The orbiter Discovery made it! It was exciting to watch the launch and the landing. This shuttle mission was the first that I had seen from start to finish. I've been fighting for the past three years to see a mission start to finish. In that time, I had three opportunities:

1.
I was a new co-op here at NASA in the spring of 2003. We had all just finished four straight semesters of Speed and I had no clue what NASA did. Before my interview with NASA, I asked Adam what great things they had been doing since the moon. He stood in disbelief and asked if I had heard of the Space Station. "Nope!" "Are you kidding?" No I wasn't. I had no idea. Now that I think about, I did know they had space shuttles because I remember as a sophomore in high school sticking around at school after classes to watch the historic John Glenn launch. I felt that someone with more zeal for NASA, like Todd or Adam, should be the one interviewing. Thanks to Adam, he was able to explain the space station before my interview, enough to land me a job with the space station group in Florida.

I had been here at the job for about two weeks and I found myself groggy in the early morning riding a bus to a VIP viewing site to watch the Columbia launch. The sun rose; a beautiful day was born. It was sunny with hardly a cloud in the sky. Three hours later and three miles away, on January 16, 2003, I saw my first Shuttle launch. The shuttle went up and all that was heard were claps and cheers. The wave made its way across the lagoon where birds flew far and fast from their places of rest. The sky sounded like it was being ripped apart- a continuous Grand Finale at Thunder. What used to be on the ground was now in space.

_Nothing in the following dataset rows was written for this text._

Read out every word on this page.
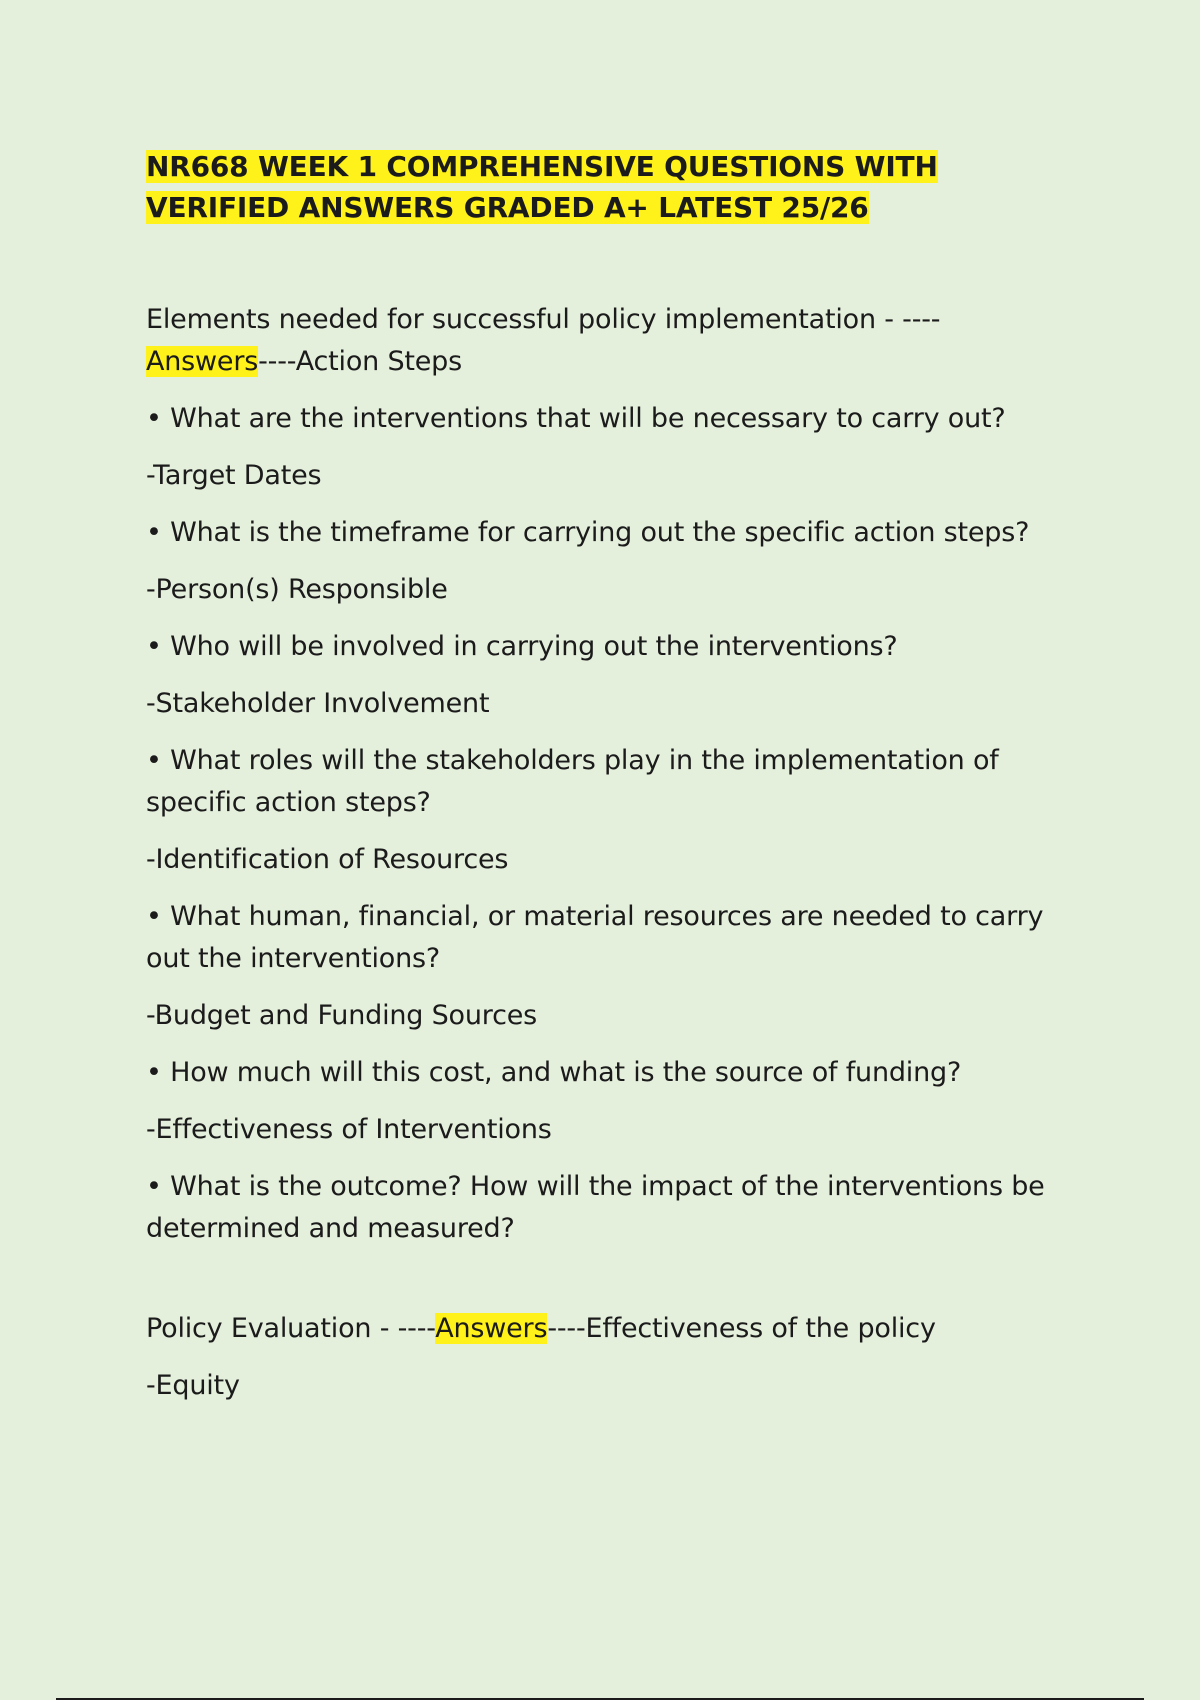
NR668 WEEK 1 COMPREHENSIVE QUESTIONS WITH VERIFIED ANSWERS GRADED A+ LATEST 25/26

Elements needed for successful policy implementation - ----
Answers----Action Steps

• What are the interventions that will be necessary to carry out?

-Target Dates

• What is the timeframe for carrying out the specific action steps?

-Person(s) Responsible

• Who will be involved in carrying out the interventions?

-Stakeholder Involvement

• What roles will the stakeholders play in the implementation of specific action steps?

-Identification of Resources

• What human, financial, or material resources are needed to carry out the interventions?

-Budget and Funding Sources

• How much will this cost, and what is the source of funding?

-Effectiveness of Interventions

• What is the outcome? How will the impact of the interventions be determined and measured?

Policy Evaluation - ----Answers----Effectiveness of the policy

-Equity
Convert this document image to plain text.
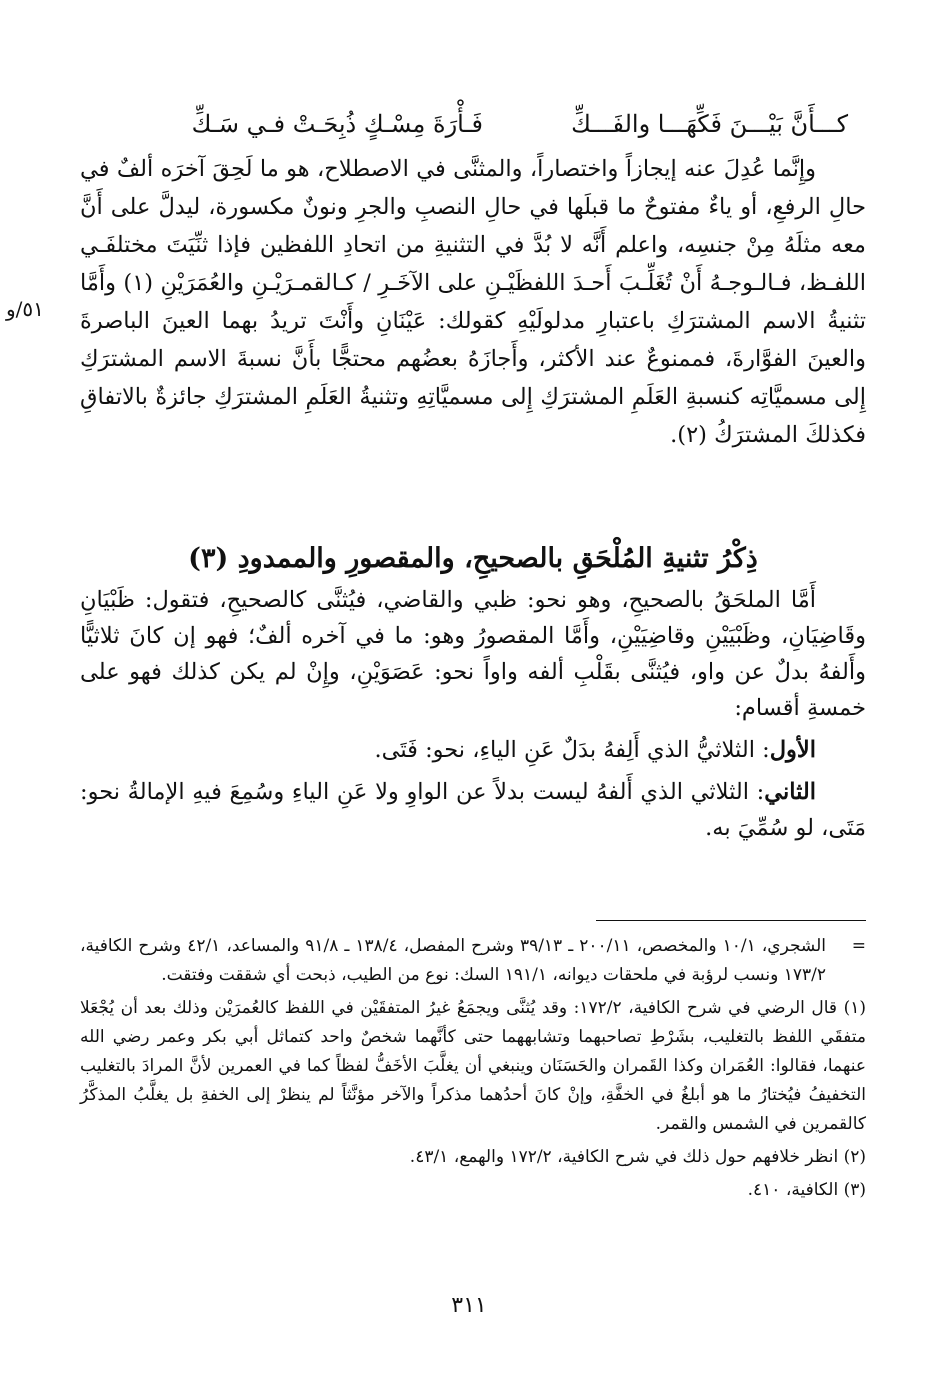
كـــأَنَّ بَيْـــنَ فَكِّهَـــا والفَـــكِّ
فَـأْرَةَ مِسْـكٍ ذُبِحَـتْ فـي سَـكِّ

وإِنَّما عُدِلَ عنه إيجازاً واختصاراً، والمثنَّى في الاصطلاح، هو ما لَحِقَ آخرَه ألفٌ في حالِ الرفعِ، أو ياءٌ مفتوحٌ ما قبلَها في حالِ النصبِ والجرِ ونونٌ مكسورة، ليدلَّ على أَنَّ معه مثلَهُ مِنْ جنسِه، واعلم أَنَّه لا بُدَّ في التثنيةِ من اتحادِ اللفظين فإذا ثنِّيَتَ مختلفَـي اللفـظ، فـالـوجـهُ أَنْ تُغَلِّـبَ أَحـدَ اللفظَيْـنِ على الآخَـرِ / كـالقمـرَيْـنِ والعُمَرَيْنِ (١) وأَمَّا تثنيةُ الاسم المشترَكِ باعتبارِ مدلولَيْهِ كقولك: عَيْنَانِ وأَنْتَ تريدُ بهما العينَ الباصرةَ والعينَ الفوَّارةَ، فممنوعٌ عند الأكثر، وأَجازَهُ بعضُهم محتجًّا بأَنَّ نسبةَ الاسم المشترَكِ إِلى مسميَّاتِه كنسبةِ العَلَمِ المشترَكِ إِلى مسميَّاتِهِ وتثنيةُ العَلَمِ المشترَكِ جائزةٌ بالاتفاقِ فكذلكَ المشترَكُ (٢).

٥١/و
ذِكْرُ تثنيةِ المُلْحَقِ بالصحيحِ، والمقصورِ والممدودِ (٣)

أَمَّا الملحَقُ بالصحيحِ، وهو نحو: ظبي والقاضي، فيُثنَّى كالصحيحِ، فتقول: ظَبْيَانِ وقَاضِيَانِ، وظَبْيَيْنِ وقاضِيَيْنِ، وأَمَّا المقصورُ وهو: ما في آخره ألفٌ؛ فهو إن كانَ ثلاثيًّا وأَلفهُ بدلٌ عن واو، فيُثنَّى بقَلْبِ ألفه واواً نحو: عَصَوَيْنِ، وإِنْ لم يكن كذلك فهو على خمسةِ أقسام:

الأول: الثلاثيُّ الذي أَلِفهُ بدَلٌ عَنِ الياءِ، نحو: فَتَى.

الثاني: الثلاثي الذي أَلفهُ ليست بدلاً عن الواوِ ولا عَنِ الياءِ وسُمِعَ فيهِ الإمالةُ نحو: مَتَى، لو سُمِّيَ به.

=
الشجري، ١٠/١ والمخصص، ٢٠٠/١١ ـ ٣٩/١٣ وشرح المفصل، ١٣٨/٤ ـ ٩١/٨ والمساعد، ٤٢/١ وشرح الكافية، ١٧٣/٢ ونسب لرؤبة في ملحقات ديوانه، ١٩١/١ السك: نوع من الطيب، ذبحت أي شققت وفتقت.

(١) قال الرضي في شرح الكافية، ١٧٢/٢: وقد يُثنَّى ويجمَعُ غيرُ المتفقَيْن في اللفظ كالعُمرَيْن وذلك بعد أن يُجْعَلا متفقَي اللفظ بالتغليب، بشَرْطِ تصاحبهما وتشابههما حتى كأنَّهما شخصٌ واحد كتماثل أبي بكر وعمر رضي الله عنهما، فقالوا: العُمَران وكذا القَمران والحَسَنَان وينبغي أن يغلَّبَ الأخَفُّ لفظاً كما في العمرين لأنَّ المرادَ بالتغليب التخفيفُ فيُختارُ ما هو أبلغُ في الخفَّةِ، وإنْ كانَ أحدُهما مذكراً والآخر مؤنَّثاً لم ينظرْ إلى الخفةِ بل يغلَّبُ المذكَّرُ كالقمرين في الشمس والقمر.

(٢) انظر خلافهم حول ذلك في شرح الكافية، ١٧٢/٢ والهمع، ٤٣/١.

(٣) الكافية، ٤١٠.

٣١١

Two weeks later, I awoke early on a Saturday morning to watch Columbia return from space. Fortunate for me, it would be returning right before my eyes. Tickets to watch the landing were abundant- it was just another landing of a shuttle on a Saturday morning. They said that the sonic booms would be loud- two, distinct explosions. With a count-down clock and three-mile long runway in front of me, this was certainly to be unlike any other plane landing I had ever seen.

"UHF comm check" they broadcasted over and over- waiting for an answer. They lost communication with the shuttle. The count-down clock reached zero with the runway empty. The shuttle was running late. We returned to the busses and I drove home. The news said it all: the shuttle wouldn't be landing in Florida today.